Lewis released his self-titled debut album in 2012 and followed it up with ‘Waiting on You’ in 2015. His new third album, ‘Loversity’, centers around its eponymous title track, which sprang from a moment of spontaneous inspiration. “I was touring a couple of years ago, just outside of Richmond, Virginia, and I passed by this really cool, colorful building.” The sign on the building was partially obscured, and in his road weary state of mind, Lewis couldn’t quite make out what it said. “I saw this building, and all I saw was ‘-ersity’. I knew that there was missing letters or something, [but] I just blurted out ‘Loversity’. A friend of mine was with me at the time, and he looked it up real quick, and he was like, ‘That’s not a word.’ And I said, ‘Well, I really dig that, I don’t know what that means, but I’m going to find out what that means. So, I wound up writing a song called ‘Loversity’.”

‘Loversity’, the album, is an eclectic group of songs, both in terms of musical style and lyrical subject matter.”I don’t know where it’s going to wind up living as far as genre,” Lewis admitted. “Like with many things, there’s an identity crisis [in music], everything’s been cross-pollinated. It’s getting called ‘cosmic country’, it’s getting called ‘country funk’. I’ve heard all sorts of different things. It’s got a little bit of everything, because I’m not a big fan of limitations, but exercising all of your abilities.”

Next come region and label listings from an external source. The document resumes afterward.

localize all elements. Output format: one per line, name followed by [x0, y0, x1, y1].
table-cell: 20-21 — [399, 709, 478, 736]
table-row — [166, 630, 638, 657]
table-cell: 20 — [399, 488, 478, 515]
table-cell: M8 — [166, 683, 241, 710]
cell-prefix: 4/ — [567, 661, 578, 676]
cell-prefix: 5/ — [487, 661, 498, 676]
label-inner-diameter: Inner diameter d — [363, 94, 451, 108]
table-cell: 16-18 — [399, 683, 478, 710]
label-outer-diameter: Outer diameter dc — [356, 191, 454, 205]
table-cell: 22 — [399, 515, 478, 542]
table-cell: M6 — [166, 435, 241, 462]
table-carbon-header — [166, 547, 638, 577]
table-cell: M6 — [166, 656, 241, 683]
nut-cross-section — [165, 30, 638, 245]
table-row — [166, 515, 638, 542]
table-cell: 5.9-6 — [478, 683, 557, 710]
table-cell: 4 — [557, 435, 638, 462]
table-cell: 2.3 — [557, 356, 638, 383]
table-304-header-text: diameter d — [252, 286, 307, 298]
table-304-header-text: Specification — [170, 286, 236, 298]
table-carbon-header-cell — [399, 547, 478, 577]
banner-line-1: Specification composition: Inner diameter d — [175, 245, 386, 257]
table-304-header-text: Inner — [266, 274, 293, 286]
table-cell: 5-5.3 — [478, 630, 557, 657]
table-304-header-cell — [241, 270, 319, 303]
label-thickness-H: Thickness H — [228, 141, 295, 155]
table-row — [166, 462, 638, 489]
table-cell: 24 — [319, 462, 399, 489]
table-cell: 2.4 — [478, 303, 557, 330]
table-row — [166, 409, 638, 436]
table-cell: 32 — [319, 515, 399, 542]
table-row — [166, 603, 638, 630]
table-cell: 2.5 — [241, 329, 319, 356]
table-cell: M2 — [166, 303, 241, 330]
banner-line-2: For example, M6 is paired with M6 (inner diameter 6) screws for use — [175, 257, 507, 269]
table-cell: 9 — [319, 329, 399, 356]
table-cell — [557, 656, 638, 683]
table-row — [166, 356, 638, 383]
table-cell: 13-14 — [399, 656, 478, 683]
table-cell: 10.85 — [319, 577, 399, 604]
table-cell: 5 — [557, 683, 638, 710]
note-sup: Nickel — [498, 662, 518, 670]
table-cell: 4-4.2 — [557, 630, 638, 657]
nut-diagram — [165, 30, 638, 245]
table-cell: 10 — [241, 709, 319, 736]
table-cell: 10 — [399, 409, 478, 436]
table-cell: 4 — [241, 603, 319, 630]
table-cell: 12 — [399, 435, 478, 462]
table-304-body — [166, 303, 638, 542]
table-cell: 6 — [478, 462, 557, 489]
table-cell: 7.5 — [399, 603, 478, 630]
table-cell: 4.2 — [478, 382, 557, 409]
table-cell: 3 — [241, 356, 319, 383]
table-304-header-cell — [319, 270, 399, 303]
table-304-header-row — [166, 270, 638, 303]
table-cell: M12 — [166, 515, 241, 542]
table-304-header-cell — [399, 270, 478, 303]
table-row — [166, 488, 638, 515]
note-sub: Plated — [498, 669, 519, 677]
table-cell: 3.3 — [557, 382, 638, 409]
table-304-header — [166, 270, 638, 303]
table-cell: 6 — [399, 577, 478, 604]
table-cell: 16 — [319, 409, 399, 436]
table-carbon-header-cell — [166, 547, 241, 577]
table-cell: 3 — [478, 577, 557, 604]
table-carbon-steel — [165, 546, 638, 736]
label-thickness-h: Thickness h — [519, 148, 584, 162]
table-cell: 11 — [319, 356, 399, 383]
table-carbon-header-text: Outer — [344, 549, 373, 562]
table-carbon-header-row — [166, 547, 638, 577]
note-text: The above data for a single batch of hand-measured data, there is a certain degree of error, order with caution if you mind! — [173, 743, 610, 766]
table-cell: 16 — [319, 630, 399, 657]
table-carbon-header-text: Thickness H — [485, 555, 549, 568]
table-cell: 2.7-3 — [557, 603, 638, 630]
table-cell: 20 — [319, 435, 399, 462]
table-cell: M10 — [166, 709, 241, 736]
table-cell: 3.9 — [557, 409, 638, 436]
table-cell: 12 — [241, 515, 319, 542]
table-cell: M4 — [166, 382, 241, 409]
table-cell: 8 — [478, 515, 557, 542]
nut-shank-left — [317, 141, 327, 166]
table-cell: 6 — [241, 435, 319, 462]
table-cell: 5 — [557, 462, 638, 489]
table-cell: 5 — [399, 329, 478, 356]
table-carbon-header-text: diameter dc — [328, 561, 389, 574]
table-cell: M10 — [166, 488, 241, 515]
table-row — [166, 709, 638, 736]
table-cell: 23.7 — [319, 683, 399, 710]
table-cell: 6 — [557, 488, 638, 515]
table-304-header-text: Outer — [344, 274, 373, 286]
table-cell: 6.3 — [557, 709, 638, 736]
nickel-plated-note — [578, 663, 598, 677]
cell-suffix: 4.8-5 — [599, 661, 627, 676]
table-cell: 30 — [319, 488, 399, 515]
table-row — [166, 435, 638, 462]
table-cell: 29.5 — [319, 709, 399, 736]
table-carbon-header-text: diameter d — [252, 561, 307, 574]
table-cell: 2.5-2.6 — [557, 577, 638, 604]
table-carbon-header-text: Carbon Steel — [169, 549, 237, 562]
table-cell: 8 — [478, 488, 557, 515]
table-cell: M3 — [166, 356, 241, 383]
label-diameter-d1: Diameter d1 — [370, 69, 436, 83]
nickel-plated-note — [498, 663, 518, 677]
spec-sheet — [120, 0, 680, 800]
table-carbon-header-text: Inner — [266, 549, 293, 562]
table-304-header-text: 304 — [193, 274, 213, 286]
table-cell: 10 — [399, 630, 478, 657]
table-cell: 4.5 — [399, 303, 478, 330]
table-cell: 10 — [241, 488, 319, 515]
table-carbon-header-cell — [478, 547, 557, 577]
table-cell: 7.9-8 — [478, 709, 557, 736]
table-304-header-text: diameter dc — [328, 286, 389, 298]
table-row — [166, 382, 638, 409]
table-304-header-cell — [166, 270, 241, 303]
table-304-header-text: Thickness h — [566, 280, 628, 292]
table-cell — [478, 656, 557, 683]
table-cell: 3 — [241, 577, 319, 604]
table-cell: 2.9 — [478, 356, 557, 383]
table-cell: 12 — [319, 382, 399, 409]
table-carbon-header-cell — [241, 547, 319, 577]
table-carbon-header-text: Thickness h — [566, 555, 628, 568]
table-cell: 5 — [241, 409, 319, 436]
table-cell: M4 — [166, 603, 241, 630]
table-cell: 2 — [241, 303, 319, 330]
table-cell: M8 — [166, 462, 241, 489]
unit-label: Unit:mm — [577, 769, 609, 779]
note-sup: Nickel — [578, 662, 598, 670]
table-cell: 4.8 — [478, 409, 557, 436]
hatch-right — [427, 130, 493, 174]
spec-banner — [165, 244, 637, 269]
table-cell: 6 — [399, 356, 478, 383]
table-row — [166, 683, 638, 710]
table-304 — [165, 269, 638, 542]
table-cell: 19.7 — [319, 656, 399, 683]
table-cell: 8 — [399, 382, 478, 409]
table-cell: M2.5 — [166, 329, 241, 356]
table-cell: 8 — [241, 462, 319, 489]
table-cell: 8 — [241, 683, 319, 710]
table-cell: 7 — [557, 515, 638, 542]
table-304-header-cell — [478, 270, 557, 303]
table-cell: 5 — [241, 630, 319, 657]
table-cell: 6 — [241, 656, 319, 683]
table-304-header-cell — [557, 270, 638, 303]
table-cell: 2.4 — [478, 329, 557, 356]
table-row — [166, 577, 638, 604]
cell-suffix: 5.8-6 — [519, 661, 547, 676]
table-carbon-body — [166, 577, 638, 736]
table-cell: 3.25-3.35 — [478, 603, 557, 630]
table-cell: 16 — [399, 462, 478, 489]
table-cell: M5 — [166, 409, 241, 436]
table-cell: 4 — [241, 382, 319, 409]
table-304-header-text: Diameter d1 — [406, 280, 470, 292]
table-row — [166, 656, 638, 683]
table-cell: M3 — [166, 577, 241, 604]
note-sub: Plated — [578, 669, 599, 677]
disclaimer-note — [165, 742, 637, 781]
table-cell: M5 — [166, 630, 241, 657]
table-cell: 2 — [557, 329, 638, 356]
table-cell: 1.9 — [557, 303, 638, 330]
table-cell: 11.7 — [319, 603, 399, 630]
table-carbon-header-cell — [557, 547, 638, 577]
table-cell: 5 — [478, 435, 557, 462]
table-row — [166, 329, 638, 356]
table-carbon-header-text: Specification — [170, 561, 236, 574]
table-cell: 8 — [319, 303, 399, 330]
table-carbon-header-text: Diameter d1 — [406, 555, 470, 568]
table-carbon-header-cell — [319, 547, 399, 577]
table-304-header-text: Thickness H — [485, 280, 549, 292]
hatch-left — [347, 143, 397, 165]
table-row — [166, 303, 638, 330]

“I’m really proud of [this] project,” Lewis said about ‘Loversity’, which he produced, working with Brandon Bell at Southern Ground Studios in Nashville. “I’m a big fan of this project because of the people involved.” Lewis recorded the album with his former band, who now tour full time with Chris Stapleton and could only join Lewis in the studio. Despite having given a solo acoustic performance earlier in the day, Lewis said, “That’s where I’m going with everything, full band. Like, I experimented with horns on this album. There’s two songs that have horns, and I can see how you can get a little crazy with that, because it’s really fun.”

The individual songs on ‘Loversity’ are more philosophical than actually political, though some of them do touch on political ideas. “They’re getting thrown into a political realm, which I’m fine with, but they’re not political songs,” Lewis said. The common thread among them is a thematic motif of unity and sharing, and Lewis confesses that “they’re personal songs. I needed to hear those songs, too.”

I had a confession to make at that point as well, that I had only listened to the album once before meeting Lewis that day. He was undeterred, encouraging me not only to “try it again,” but to “try it at different times, try it it inebriated, try it non-caffeinated, try it in a car . . .” In the time between the interview and this publication, I’ve taken his advice, and I’ll pass it along to you. ‘Loversity’ is a perfect listen if you’re searching for an uplifting message in trying times, if you need a soundtrack for a long drive, or if you simply want a soulful groove on a hot summer night. Try it.

‘Loversity’ is available now via Sam Lewis’ official Web site. Our thanks to Sarah for coordinating this interview.